As fast as leads were developed, Kregier staged drives for resorts of the Esopus tribe, meanwhile angling through Mohawk emissaries for redemption of Christians held by the tribe. During the last days of July, guided by an escapee, Rachel de la Montagne, the surgeon’s wife, his grand expedition of 210 men captured the Indian fort up the Rondout valley (at Wawarsing) where she had been held; but the two cannon and two wagons had slowed progress so much that only one female Indian was trapped.

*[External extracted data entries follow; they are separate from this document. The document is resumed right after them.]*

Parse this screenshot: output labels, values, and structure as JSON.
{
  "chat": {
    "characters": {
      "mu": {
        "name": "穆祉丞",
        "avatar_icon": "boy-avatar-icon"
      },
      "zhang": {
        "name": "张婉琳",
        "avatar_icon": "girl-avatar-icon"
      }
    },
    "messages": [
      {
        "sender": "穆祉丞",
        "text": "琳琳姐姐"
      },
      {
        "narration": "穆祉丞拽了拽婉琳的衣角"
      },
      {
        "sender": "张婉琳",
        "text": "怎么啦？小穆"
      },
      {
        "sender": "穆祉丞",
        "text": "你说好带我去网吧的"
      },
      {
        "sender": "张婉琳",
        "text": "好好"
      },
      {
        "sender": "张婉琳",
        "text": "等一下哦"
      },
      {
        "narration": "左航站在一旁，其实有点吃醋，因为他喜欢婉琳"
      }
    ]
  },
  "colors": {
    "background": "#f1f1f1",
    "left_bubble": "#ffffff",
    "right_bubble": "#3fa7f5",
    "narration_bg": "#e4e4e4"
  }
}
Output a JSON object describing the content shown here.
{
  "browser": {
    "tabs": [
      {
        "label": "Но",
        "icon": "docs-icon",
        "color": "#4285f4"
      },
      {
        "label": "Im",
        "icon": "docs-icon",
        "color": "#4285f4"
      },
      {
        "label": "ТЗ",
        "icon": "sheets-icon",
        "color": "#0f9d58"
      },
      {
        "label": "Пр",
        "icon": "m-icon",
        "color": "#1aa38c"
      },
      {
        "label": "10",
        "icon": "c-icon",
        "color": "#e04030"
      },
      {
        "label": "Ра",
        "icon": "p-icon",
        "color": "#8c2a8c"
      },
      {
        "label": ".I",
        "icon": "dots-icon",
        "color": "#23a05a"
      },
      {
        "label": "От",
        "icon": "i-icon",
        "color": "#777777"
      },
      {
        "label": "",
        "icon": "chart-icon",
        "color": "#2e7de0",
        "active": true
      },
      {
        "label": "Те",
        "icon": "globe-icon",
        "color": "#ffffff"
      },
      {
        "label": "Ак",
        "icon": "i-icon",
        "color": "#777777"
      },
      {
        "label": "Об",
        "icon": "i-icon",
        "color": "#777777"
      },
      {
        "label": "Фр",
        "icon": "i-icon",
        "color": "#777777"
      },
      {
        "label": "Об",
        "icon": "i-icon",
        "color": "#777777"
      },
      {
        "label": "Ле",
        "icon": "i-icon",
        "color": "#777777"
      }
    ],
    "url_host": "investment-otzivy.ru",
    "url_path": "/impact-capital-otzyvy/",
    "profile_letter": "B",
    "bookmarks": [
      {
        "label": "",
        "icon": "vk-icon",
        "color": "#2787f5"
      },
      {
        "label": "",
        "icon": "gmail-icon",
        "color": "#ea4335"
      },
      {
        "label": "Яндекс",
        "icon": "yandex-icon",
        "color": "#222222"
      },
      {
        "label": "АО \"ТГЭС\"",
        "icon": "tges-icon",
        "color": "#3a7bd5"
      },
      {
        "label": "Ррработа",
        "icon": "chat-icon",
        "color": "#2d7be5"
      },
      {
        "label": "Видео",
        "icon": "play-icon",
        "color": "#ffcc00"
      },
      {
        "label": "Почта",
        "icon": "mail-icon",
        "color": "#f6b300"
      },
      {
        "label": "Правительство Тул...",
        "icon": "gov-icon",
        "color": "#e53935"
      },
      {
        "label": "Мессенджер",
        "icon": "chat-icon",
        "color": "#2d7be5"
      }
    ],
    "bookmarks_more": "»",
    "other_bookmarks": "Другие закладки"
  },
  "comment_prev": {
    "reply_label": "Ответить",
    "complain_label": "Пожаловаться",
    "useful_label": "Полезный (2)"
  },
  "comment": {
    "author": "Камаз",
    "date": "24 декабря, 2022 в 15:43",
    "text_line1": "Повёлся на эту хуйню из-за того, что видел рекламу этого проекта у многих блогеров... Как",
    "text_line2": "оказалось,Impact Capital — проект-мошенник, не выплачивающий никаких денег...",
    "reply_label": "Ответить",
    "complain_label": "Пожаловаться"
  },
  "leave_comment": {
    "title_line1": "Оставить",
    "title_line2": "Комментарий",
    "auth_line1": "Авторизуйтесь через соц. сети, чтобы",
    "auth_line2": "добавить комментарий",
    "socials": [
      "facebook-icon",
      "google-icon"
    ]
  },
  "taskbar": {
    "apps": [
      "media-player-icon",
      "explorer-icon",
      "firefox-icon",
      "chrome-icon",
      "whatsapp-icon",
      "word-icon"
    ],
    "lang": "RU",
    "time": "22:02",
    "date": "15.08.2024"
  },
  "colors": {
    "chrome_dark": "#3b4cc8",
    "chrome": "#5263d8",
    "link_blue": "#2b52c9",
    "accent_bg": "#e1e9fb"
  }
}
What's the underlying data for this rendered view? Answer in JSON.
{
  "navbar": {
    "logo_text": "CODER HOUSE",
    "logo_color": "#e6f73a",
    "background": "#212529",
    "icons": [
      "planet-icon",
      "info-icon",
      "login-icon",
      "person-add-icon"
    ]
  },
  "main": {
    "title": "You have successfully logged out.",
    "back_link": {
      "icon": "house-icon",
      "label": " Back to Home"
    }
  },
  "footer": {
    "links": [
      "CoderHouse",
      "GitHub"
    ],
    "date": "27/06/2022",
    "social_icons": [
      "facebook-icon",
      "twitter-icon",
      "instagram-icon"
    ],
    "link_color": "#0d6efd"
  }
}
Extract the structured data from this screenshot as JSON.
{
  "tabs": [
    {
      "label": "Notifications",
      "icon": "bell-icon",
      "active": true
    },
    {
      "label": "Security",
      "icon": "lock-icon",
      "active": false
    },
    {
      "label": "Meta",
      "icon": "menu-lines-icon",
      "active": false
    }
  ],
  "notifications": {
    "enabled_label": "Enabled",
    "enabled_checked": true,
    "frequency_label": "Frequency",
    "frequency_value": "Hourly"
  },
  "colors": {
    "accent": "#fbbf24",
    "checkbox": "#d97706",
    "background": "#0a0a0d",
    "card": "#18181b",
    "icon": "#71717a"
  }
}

In early September, however, when Lieutenant Van Kouwenhoven, who was in a yacht off the Indian Danskamer (several miles above Newburgh) working with a Wappinger go-between on prisoner exchanges, had learned about a new fort the Esopus Indians were building, Captain Lieutenant Kregier induced a Wappinger to lead him to it and, taking a stream-lined force of 105 — 22 of his own Company, 74 of Lieutenant Stilwell’s English Company, 7 burghers and 2 Negro slaves — set out between spells of "great rain," crossed the raging Rondout Kill, followed its tributary the Wallkill up to its meeting with its Shawangunk branch, and then followed the branch. Shortly after noon, forty-eight hours from the start, the force reached the half-finished Indian stronghold (on the east side of the Shawangunk, about two miles south of Bruynswick), on which the Indians were busily at work. Moving "along the hill so as not to be seen and in order to come right under the fort," Kregier’s men charged for the palisades. When the chase was over, fifteen Indian warriors, including sachem Papequanaehen, lay dead on the field, along with seven of their women and children. "Probably many more were wounded." Thirteen had been taken captive; and twenty-three Christians had been released from captivity, thanks to the Mohawk who had visited the fort on the preceding day and laughed at the Esopus Indians for shepherding their captives to the hills each night. The Dutch losses in the fight were three killed and six wounded. So, having only eight horses with them, Kregier’s men had to destroy all but the choice items of loot that would "well fill a sloop" — guns, powder horns, bags of powder, skins, kettles and so forth.

Kregier, with his force doubled, revisited the site a week or so afterwards to devastate it more thoroughly. Thereafter, he made two or three raids on other sites. His contingent of Long Island Indians scoured the region, tracking down Esopus Indians. Lieutenant Van Kouwenhoven continued his prisoner-exchanging activities. In the course of two or three months, all except possibly one or two of the missing Christians were accounted for, and the Esopus tribe’s fragments were scattered among their neighbor tribes.